Plaisir d’un jour 90

– Louise Labé, quelques sonnets –

Des noms font rêver, des surnoms comme celui de la belle Cordière traversent les âges et les époques. Louise Labé, sensualité incarnée, a regardé le monde depuis sa chambre, meublé sa bibliothèque de nombreux ouvrages, monté des chevaux, et vécu l’amour bien plus qu’elle ne l’a versifié.

En fait, on ne sait pas grand-chose de sa vie réelle, à Lyon ou ailleurs, on n’est même pas certain qu’elle fut. Des universitaires prétendent qu’elle a été inventée par un groupe de lettrés, dont le fameux Maurice Scève.
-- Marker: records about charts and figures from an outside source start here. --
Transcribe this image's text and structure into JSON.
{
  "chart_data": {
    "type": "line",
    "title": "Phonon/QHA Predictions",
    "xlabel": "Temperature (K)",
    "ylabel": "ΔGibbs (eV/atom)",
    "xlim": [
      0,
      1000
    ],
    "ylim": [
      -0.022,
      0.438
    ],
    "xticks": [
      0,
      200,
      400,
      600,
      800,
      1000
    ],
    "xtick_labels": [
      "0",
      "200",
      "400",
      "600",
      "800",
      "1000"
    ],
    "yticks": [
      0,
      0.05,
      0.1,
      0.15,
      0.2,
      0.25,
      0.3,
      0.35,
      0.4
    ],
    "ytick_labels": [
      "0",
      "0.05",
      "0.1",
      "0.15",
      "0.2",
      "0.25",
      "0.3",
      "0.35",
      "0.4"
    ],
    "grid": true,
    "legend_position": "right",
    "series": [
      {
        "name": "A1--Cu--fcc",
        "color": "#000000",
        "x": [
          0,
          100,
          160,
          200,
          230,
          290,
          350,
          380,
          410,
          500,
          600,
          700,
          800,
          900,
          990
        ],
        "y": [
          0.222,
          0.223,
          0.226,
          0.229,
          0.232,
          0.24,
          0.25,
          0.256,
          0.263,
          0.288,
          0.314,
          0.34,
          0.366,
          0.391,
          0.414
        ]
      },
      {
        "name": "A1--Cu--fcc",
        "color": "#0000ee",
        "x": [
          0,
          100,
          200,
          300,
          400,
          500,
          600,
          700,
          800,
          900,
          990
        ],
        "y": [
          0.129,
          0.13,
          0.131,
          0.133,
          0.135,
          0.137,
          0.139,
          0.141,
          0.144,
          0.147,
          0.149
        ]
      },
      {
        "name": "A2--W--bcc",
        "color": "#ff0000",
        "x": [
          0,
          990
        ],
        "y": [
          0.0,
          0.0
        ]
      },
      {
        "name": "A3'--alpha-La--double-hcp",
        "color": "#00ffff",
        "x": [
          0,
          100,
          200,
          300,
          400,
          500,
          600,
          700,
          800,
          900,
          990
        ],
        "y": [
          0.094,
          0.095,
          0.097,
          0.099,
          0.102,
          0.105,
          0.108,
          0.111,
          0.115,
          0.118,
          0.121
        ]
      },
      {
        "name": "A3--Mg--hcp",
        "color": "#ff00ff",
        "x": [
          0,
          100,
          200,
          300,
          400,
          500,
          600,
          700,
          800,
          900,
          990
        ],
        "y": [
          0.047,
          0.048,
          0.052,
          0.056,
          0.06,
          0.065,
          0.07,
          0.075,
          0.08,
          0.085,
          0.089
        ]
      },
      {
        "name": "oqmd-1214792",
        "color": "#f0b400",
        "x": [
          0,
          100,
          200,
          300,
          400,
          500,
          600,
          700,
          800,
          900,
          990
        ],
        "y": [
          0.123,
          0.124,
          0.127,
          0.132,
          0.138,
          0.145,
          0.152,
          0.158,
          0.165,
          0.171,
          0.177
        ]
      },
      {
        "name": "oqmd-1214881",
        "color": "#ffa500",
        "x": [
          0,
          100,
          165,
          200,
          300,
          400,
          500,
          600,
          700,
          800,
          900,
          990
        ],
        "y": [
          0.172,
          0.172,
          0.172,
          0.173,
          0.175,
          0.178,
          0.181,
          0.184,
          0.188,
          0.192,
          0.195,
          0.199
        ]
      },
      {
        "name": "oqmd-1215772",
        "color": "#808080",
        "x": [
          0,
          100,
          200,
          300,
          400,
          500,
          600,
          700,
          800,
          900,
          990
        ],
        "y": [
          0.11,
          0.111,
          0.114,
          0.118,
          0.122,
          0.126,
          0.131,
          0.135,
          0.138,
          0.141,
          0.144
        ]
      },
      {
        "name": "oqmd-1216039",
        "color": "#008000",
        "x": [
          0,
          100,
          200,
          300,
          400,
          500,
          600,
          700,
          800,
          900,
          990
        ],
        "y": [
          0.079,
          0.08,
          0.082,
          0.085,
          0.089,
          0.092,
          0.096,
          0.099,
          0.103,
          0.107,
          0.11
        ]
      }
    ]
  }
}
Qui sait, qui saura ?

Sonnet de la belle cordière

Las ! cettui jour, pourquoi l’ai-je dû voir,
Puisque ses yeux allaient ardre mon âme ?
Doncques, Amour, faut-il que par ta flamme
Soit transmué notre heur en désespoir !

Si on savait d’aventure prévoir
Ce que vient lors, plaints, poinctures et blâmes ;
Si fraîche fleur évanouir son bâme
Et que tel jour fait éclore tel soir ;

Si on savait la fatale puissance,
Que vite aurais échappé sa présence !
Sans tarder plus, que vite l’aurais fui !
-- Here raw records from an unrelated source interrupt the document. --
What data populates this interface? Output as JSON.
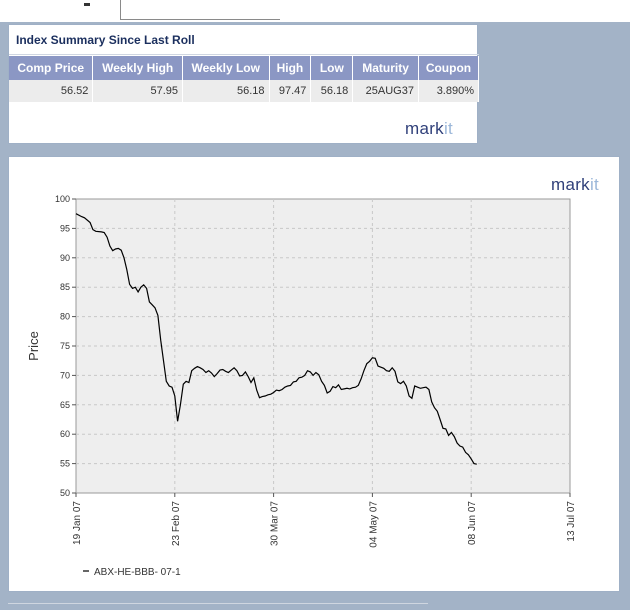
{
  "summary": {
    "title": "Index Summary Since Last Roll",
    "headers": [
      "Comp Price",
      "Weekly High",
      "Weekly Low",
      "High",
      "Low",
      "Maturity",
      "Coupon"
    ],
    "values": [
      "56.52",
      "57.95",
      "56.18",
      "97.47",
      "56.18",
      "25AUG37",
      "3.890%"
    ],
    "logo_main": "mark",
    "logo_accent": "it"
  },
  "chart_panel": {
    "logo_main": "mark",
    "logo_accent": "it"
  },
  "chart_data": {
    "type": "line",
    "title": "",
    "xlabel": "",
    "ylabel": "Price",
    "ylim": [
      50,
      100
    ],
    "yticks": [
      50,
      55,
      60,
      65,
      70,
      75,
      80,
      85,
      90,
      95,
      100
    ],
    "xticks": [
      {
        "label": "19 Jan 07",
        "day": 0
      },
      {
        "label": "23 Feb 07",
        "day": 35
      },
      {
        "label": "30 Mar 07",
        "day": 70
      },
      {
        "label": "04 May 07",
        "day": 105
      },
      {
        "label": "08 Jun 07",
        "day": 140
      },
      {
        "label": "13 Jul 07",
        "day": 175
      }
    ],
    "xlim_days": [
      0,
      175
    ],
    "grid": true,
    "legend_position": "bottom-left",
    "series": [
      {
        "name": "ABX-HE-BBB- 07-1",
        "color": "#000000",
        "points": [
          [
            0,
            97.5
          ],
          [
            2,
            97.0
          ],
          [
            3,
            96.8
          ],
          [
            5,
            96.0
          ],
          [
            6,
            94.8
          ],
          [
            7,
            94.5
          ],
          [
            9,
            94.4
          ],
          [
            10,
            94.3
          ],
          [
            11,
            93.5
          ],
          [
            12,
            92.0
          ],
          [
            13,
            91.2
          ],
          [
            14,
            91.5
          ],
          [
            15,
            91.6
          ],
          [
            16,
            91.3
          ],
          [
            17,
            90.0
          ],
          [
            18,
            88.0
          ],
          [
            19,
            85.5
          ],
          [
            20,
            84.8
          ],
          [
            21,
            85.0
          ],
          [
            22,
            84.2
          ],
          [
            23,
            85.0
          ],
          [
            24,
            85.4
          ],
          [
            25,
            84.8
          ],
          [
            26,
            82.5
          ],
          [
            27,
            82.0
          ],
          [
            28,
            81.5
          ],
          [
            29,
            80.2
          ],
          [
            30,
            76.0
          ],
          [
            31,
            72.5
          ],
          [
            32,
            69.0
          ],
          [
            33,
            68.2
          ],
          [
            34,
            68.0
          ],
          [
            35,
            66.5
          ],
          [
            36,
            62.2
          ],
          [
            37,
            65.0
          ],
          [
            38,
            68.5
          ],
          [
            39,
            69.0
          ],
          [
            40,
            68.8
          ],
          [
            41,
            70.8
          ],
          [
            42,
            71.2
          ],
          [
            43,
            71.5
          ],
          [
            44,
            71.3
          ],
          [
            45,
            71.0
          ],
          [
            46,
            70.5
          ],
          [
            47,
            70.8
          ],
          [
            48,
            70.4
          ],
          [
            49,
            69.8
          ],
          [
            50,
            70.3
          ],
          [
            51,
            70.9
          ],
          [
            52,
            71.0
          ],
          [
            53,
            70.7
          ],
          [
            54,
            70.5
          ],
          [
            55,
            70.9
          ],
          [
            56,
            71.3
          ],
          [
            57,
            70.8
          ],
          [
            58,
            69.9
          ],
          [
            59,
            70.0
          ],
          [
            60,
            70.6
          ],
          [
            61,
            69.8
          ],
          [
            62,
            68.8
          ],
          [
            63,
            69.6
          ],
          [
            64,
            67.5
          ],
          [
            65,
            66.2
          ],
          [
            66,
            66.4
          ],
          [
            67,
            66.5
          ],
          [
            68,
            66.7
          ],
          [
            69,
            66.8
          ],
          [
            70,
            67.1
          ],
          [
            71,
            67.5
          ],
          [
            72,
            67.4
          ],
          [
            73,
            67.6
          ],
          [
            74,
            68.0
          ],
          [
            75,
            68.2
          ],
          [
            76,
            68.3
          ],
          [
            77,
            68.9
          ],
          [
            78,
            69.0
          ],
          [
            79,
            69.6
          ],
          [
            80,
            69.7
          ],
          [
            81,
            70.0
          ],
          [
            82,
            70.8
          ],
          [
            83,
            70.6
          ],
          [
            84,
            70.0
          ],
          [
            85,
            70.5
          ],
          [
            86,
            70.1
          ],
          [
            87,
            69.0
          ],
          [
            88,
            68.3
          ],
          [
            89,
            67.0
          ],
          [
            90,
            67.3
          ],
          [
            91,
            68.1
          ],
          [
            92,
            67.9
          ],
          [
            93,
            68.4
          ],
          [
            94,
            67.6
          ],
          [
            95,
            67.7
          ],
          [
            96,
            67.8
          ],
          [
            97,
            67.7
          ],
          [
            98,
            67.9
          ],
          [
            99,
            68.0
          ],
          [
            100,
            68.3
          ],
          [
            101,
            69.4
          ],
          [
            102,
            70.8
          ],
          [
            103,
            72.0
          ],
          [
            104,
            72.4
          ],
          [
            105,
            73.0
          ],
          [
            106,
            72.9
          ],
          [
            107,
            71.6
          ],
          [
            108,
            71.4
          ],
          [
            109,
            71.2
          ],
          [
            110,
            70.8
          ],
          [
            111,
            70.7
          ],
          [
            112,
            71.3
          ],
          [
            113,
            70.7
          ],
          [
            114,
            68.9
          ],
          [
            115,
            68.6
          ],
          [
            116,
            69.0
          ],
          [
            117,
            68.2
          ],
          [
            118,
            66.5
          ],
          [
            119,
            66.1
          ],
          [
            120,
            68.2
          ],
          [
            121,
            68.0
          ],
          [
            122,
            67.8
          ],
          [
            123,
            67.9
          ],
          [
            124,
            68.0
          ],
          [
            125,
            67.6
          ],
          [
            126,
            65.5
          ],
          [
            127,
            64.5
          ],
          [
            128,
            63.9
          ],
          [
            129,
            62.5
          ],
          [
            130,
            61.0
          ],
          [
            131,
            60.9
          ],
          [
            132,
            59.8
          ],
          [
            133,
            60.3
          ],
          [
            134,
            59.6
          ],
          [
            135,
            58.5
          ],
          [
            136,
            58.0
          ],
          [
            137,
            57.8
          ],
          [
            138,
            56.9
          ],
          [
            139,
            56.5
          ],
          [
            140,
            55.8
          ],
          [
            141,
            55.0
          ],
          [
            142,
            54.9
          ]
        ]
      }
    ]
  }
}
Las, Las ! que dis-je ? O si pouvait renaître
Ce jour tant doux où je le vis paraître,
Oisel léger, comme j’irais à lui !

Ne reprenez, Dames, si j’ai aimé…

Ne reprenez, Dames, si j’ai aimé,
Si j’ai senti mille torches ardentes,
Mille travaux, mille douleurs mordantes.
Si, en pleurant, j’ai mon temps consumé,

Las ! que mon nom n’en soit par vous blamé.
Si j’ai failli, les peines sont présentes,
N’aigrissez point leurs pointes violentes :
Mais estimez qu’Amour, à point nommé,

Sans votre ardeur d’un Vulcain excuser,
Sans la beauté d’Adonis accuser,
Pourra, s’il veut, plus vous rendre amoureuses,

En ayant moins que moi d’occasion,
Et plus d’étrange et forte passion.
Et gardez-vous d’être plus malheureuses !

On voit mourir toute chose animée…

On voit mourir toute chose animée,
Lors que du corps l’âme subtile part :
Je suis le corps, toi la meilleure part :
Où es-tu donc, ô âme bien aimée ?

Ne me laissez pas si longtemps pâmée :
Pour me sauver après viendrais trop tard.
Las ! ne mets point ton corps en ce hasard :
Rends-lui sa part et moitié estimée.

Mais fais, Ami, que ne soit dangereuse
Cette rencontre et revue amoureuse,
L’accompagnant, non de sévérité,

Non de rigueur, mais de grâce amiable,
Qui doucement me rende ta beauté,
Jadis cruelle, à présent favorable.

Les fables sont souvent plus belles que les existences, c’est le moins qu’elles puissent faire au regard des tribulations de la vérité.